Smart-OCR

Figure 1: Pega Layer cake Architecture
Figure 2: Solution Architecture

Inspiration

“According to market research firm IDC, companies lose 20 to 30 percent in revenue every year due to inefficiencies. Document Validation is one of the critical problems that could lead to inefficiency”

Almost all businesses require collection of data from customers and most of the time these are collected via physical forms or other types of documents. The entry of this collected data into business systems is a monotonous task and requires very limited human expertise. To summarize the main challenges:

Time intensive – Lower productivity and takes a lot of time to verify and enter data manually
Data accuracy issues – Inaccuracy is one of the most difficult aspects of data entry
Monotony – Effort is spent on repetitive and boring tasks when it could be spent on decision making tasks which require human expertise

Therefore, businesses can increase productivity and reduce costs by utilizing automated data extraction technologies such as OCR (Optical Character Recognition) within the data collection processes.

Our team has been able to provide an innovative, scalable, and extendable solution for such business scenarios by integrating capabilities of OCR within the Pega automation workflow.
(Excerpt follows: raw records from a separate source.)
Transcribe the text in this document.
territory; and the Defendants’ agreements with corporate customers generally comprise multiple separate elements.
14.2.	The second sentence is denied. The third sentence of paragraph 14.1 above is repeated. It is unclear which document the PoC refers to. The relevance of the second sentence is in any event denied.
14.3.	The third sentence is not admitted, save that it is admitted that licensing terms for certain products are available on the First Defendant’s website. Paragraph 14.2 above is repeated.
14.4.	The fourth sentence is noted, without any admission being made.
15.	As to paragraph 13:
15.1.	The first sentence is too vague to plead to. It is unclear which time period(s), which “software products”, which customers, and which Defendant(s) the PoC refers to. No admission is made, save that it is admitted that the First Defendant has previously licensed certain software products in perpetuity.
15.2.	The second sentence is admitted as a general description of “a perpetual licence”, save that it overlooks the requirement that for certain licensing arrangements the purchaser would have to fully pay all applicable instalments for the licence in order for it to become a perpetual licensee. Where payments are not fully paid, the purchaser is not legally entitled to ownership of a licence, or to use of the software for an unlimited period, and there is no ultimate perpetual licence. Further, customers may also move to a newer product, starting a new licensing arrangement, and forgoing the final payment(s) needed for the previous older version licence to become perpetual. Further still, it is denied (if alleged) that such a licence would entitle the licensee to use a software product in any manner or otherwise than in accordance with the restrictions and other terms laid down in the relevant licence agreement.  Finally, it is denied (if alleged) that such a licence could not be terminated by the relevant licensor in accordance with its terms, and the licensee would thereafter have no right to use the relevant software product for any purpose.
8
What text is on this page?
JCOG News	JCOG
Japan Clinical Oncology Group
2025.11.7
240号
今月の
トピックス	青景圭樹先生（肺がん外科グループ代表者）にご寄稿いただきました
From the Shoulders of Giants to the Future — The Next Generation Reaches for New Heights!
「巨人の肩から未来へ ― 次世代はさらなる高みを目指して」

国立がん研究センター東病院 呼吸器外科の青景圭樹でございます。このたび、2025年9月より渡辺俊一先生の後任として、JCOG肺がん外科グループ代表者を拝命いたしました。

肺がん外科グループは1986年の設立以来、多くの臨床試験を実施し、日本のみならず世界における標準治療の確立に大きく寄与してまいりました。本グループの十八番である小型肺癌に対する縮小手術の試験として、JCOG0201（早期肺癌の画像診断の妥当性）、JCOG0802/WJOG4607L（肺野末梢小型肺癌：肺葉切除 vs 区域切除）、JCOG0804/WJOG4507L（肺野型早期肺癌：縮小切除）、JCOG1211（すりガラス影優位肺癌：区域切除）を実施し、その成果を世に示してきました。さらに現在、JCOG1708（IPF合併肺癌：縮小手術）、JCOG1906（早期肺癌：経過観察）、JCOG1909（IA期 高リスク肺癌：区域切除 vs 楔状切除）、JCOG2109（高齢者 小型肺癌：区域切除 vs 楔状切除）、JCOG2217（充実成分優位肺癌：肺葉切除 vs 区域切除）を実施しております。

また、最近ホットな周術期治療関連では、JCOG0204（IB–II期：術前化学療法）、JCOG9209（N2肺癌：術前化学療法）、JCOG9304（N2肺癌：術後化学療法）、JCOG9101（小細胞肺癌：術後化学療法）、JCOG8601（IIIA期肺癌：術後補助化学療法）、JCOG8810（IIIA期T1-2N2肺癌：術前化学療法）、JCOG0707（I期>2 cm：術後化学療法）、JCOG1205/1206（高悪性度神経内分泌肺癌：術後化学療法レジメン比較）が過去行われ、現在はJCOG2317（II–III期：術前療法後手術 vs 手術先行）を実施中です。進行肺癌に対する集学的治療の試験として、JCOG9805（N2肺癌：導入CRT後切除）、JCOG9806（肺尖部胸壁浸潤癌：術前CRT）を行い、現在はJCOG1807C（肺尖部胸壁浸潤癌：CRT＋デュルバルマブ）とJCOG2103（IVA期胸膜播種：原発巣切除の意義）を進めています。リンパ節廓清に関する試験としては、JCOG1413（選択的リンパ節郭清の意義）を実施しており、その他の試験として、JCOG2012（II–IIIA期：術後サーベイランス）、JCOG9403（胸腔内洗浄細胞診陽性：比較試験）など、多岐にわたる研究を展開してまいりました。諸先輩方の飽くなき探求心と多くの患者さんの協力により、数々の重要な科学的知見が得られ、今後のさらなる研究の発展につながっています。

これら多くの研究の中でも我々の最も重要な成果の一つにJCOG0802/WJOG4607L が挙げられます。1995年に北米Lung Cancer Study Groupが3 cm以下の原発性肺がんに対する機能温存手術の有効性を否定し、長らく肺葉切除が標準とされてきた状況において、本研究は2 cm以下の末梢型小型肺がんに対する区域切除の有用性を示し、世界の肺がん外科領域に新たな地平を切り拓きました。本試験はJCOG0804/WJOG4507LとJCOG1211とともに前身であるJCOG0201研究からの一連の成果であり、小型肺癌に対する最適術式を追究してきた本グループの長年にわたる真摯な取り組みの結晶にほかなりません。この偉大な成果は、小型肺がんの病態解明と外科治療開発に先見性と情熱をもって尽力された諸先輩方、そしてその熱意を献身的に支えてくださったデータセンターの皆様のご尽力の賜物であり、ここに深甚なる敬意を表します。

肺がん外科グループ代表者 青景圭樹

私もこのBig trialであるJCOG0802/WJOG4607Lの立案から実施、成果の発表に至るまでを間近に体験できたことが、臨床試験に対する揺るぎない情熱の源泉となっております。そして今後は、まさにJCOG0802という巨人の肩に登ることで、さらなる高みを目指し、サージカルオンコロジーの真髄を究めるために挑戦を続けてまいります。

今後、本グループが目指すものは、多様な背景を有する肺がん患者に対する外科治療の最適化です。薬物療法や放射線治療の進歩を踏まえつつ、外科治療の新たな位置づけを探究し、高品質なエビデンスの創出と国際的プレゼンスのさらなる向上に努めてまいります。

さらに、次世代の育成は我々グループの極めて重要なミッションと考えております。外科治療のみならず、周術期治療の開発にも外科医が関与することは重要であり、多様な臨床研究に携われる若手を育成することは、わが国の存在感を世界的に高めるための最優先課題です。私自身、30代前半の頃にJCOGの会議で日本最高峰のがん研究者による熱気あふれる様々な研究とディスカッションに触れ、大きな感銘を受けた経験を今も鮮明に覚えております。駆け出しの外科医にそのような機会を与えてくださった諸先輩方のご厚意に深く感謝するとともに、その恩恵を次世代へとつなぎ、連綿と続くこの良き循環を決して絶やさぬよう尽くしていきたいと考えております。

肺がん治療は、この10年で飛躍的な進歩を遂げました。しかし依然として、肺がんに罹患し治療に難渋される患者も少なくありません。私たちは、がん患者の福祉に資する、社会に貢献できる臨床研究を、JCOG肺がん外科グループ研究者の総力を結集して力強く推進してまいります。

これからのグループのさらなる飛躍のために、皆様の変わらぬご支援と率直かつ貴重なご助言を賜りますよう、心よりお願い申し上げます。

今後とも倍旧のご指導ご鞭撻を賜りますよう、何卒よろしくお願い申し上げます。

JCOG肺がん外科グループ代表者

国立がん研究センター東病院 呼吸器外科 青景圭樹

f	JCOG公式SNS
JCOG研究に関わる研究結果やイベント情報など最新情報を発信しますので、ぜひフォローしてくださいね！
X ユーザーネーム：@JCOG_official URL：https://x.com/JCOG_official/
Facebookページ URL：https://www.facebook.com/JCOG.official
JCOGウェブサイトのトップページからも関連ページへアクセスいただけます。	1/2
For example, when users receive an electronic image of a brochure, PEGA application can use OCR to convert it into a fully editable format. But normally it takes time to make the process connecting with Azure and need to do more rework in PEGA to mapping and extracting data from the frozen text.

What it does

Thinking from the developer end, our main purpose is to build a user-friendly component to process a Smart-OCR process that developers can work easily in Pega and Azure with high accuracy and time effectiveness. Our main purpose is to make a more productive environment when developers are working in PEGA with Azure to process the OCR mechanism.

Implemented Smart-OCR application features:

Providing the integration between PEGA application and Azure Form Recognizer
Facilitating the Document training in Azure Form Recognizer by uploading the documents
Providing a facility to map fields in Documents to Application
Reusable design to use in any implementation.

How we built it

Smart-OCR application is built on top of PEGA 8.7 platform and using Microsoft Azure Form Recognizer services. Azure Form Recognizer resource is an automated data processing system that uses AI and OCR to quickly extract text and structure from documents.

Image 1 - Pega Layer cake Architecture of Smart-OCR application
Image 2 - High-level solution architecture of Smart-OCR application

Smart-OCR application provides below functionalities:

Capability to train documents with a sample labeling tool in Azure.
Extract any similar document data with trained models using Azure Form Recognizer services.
Reusable activity which can be used to access extraction functionality from any other Pega application.

Solution Implementation

Two cases were implemented in Smart-OCR application

“Train Document” case type – Using this case users can train sample document templates.
“Client Onboarding” case type – This is a sample case type of applying Smart-OCR application’s data extraction functionality in real case scenarios.

Pre-requisites

Create Form recognizer resource in Azure portal
Create Storage account in Azure portal
Create Container inside Storage account (One training document case needs one container/which means one document)
Required at least five filled-in forms of the same type for training

Challenges we ran into

First time users need to spend more time to investigate the integration process of Azure and PEGA application.
Mapping is somewhat complex from the response from the Azure into PEGA application.
If different templates available, then developers need more effort in going between PEGA application backend and Azure for training the document.

Accomplishments that we're proud of

Overall our accomplishments can be summarized as below:

Save development time for integration between Azure / PEGA.
Save time in property mapping for new documents.
Save development time and research time.
Prevent most of the human errors while integrating the OCR with PEGA
In real-time business scenarios, human errors will be eliminated as we are automating data extraction from documents.

What we learned

We were able to get better understanding about Azure and how to work with the Optical Character Recognition (OCR) service provided by them. Furthermore, we identified how it can be integrated with a PEGA application to enhance its capabilities through the powerful automated workflow features of PEGA

What's next for Smart OCR

Smart-OCR can be integrated to any Pega application as a built-on application and able to access Smart-OCR functionalities.

In future releases, we are focusing on the below enhancements.

Training documents within the Smart-OCR application itself without using an external Sample labeling tool.
Create Azure storage account, container, and form recognizer resource from Smart-OCR application.
Remove the current limitation of ten attribute labeling and provide unlimited attribute extraction.